I got an 1872 mvt bare hull well almost with a few options and ecc built me a mini tower. They did a great job and I love the boat. Of course everything is for sale...
I will be hunting this weekend but text me an i will try to answer any






questions. Don't how good reception will be for working internet. 352443,0869


----------



## MRichardson (May 27, 2010)

knot2lo said:


> I got an 1872 mvt bare hull well almost with a few options and ecc built me a mini tower. They did a great job and I love the boat. Of course everything is for sale...
> I will be hunting this weekend but text me an i will try to answer any
> View attachment 97548
> questions. Don't how good reception will be for working internet. 352443,0869


Now that looks like exactly what I had in mind. 
Must see more pics!


----------



## No Bait / Lures Only (Apr 10, 2011)

Uncle j's 18x60 with flats skiff cap.


----------



## 1gunner (Dec 29, 2014)

No Bait / Lures Only said:


> Uncle j's 18x60 with flats skiff cap.
> View attachment 97572
> View attachment 97574


Love that side helm!


----------



## jtf (Jan 16, 2014)

I like knot's rig, I had one similar in 1872, don't expect to move it off a bar without some help...they are big. My next will be 1860, easier for me to see towing. The 1872 had a jack plate but no tunnel and was prop driven. Had plenty of room and too fast wide open. I think it was 90hp 2 cycle? Also had a flat 1648 Lowe prop tunnel that gave good service for years. 

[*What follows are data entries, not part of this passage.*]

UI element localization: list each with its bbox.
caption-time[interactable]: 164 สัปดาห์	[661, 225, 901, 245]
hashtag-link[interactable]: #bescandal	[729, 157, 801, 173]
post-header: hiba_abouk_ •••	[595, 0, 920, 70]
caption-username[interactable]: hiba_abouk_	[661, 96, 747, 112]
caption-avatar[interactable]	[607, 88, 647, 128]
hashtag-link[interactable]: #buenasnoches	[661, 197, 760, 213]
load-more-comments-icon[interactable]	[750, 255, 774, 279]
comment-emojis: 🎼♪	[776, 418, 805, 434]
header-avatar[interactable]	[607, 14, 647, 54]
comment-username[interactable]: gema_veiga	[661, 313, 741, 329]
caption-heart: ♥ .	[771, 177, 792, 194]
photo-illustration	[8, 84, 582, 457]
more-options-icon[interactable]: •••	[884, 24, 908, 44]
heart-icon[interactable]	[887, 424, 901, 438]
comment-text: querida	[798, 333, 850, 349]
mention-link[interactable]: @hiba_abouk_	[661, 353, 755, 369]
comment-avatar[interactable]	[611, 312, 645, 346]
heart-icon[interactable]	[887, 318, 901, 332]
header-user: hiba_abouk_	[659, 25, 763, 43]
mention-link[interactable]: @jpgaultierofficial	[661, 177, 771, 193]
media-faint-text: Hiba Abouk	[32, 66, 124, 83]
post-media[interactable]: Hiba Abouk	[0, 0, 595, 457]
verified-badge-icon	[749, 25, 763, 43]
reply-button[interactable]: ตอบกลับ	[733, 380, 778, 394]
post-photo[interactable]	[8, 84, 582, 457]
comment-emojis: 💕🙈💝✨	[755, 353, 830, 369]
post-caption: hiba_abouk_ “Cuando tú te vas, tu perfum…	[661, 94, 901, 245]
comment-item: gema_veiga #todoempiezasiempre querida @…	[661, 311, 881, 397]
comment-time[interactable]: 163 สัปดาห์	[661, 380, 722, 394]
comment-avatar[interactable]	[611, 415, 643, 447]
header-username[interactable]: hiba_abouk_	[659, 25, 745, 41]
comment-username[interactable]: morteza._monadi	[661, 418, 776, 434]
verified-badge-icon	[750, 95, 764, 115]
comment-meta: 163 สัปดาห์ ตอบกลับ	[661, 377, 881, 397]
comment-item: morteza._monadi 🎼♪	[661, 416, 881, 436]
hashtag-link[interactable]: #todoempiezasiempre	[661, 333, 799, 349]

I used the price application for Uncle J's. The same configuration was $4,500 less for the boat at the shop that set up my current hull, and his is .190 bottom and .125 sides. But the UJ's looks really good! David's boat is not overpriced and both these boats are set up and ready for work. Took me a year to get my new hull worked over from the welding shops. 

I' m a stickler for storage, storage, storage and No-Bait has the same storage as mine forward and aft. That's my favorite console for a tin too. I don't want to buy a hull from a shop or dealer that is over 2 hours away, _just me at my advanced age, haha._ My other option is the 1860 seaark prop tunnel and retrofit, if I don't buy the custom heavy hull.


----------



## jimsmicro (Oct 29, 2013)

I'd just buy a built out model from sea Ark and take the center console out personally.


----------



## jtf (Jan 16, 2014)

Yes to jims, it will take less time to rig a production boat. I opted to cloister the fuel tanks and batteries in their own under-deck areas away from one another in the 1648.

The seaark has under-deck tank and 3 or 4 storage boxes available from the factory. I use a portable bait tank when I use live bait, not too often. I really like the small side console with depth finder on No-Bait's boat! Is that one that can be purchased from Uncle J's? 

The 1648 welding/parts were $1800, so a factory production won't be much more compared.

If we picked our days, the old Lowe tunnel 1648 motored out to Cape Lookout many times and just outside too.


----------



## Chilibone99 (Jun 5, 2017)

I can strongly recommend Ken Napolitano in Naples. He built out my SeaArk MV 1652 with console, storage, 20 gallon gas tank, floors etc. He’s done many build outs like this, is an expert welder.
Send me a PM and I’ll give you his contact information.
My skiff is pictured on this site elsewhere.


----------



## dvanncvann (Oct 19, 2019)

Tracker sells a bare bones boat in the Grizzly series. All welded .100 aluminum hulls. I have the 2072 and love it.


----------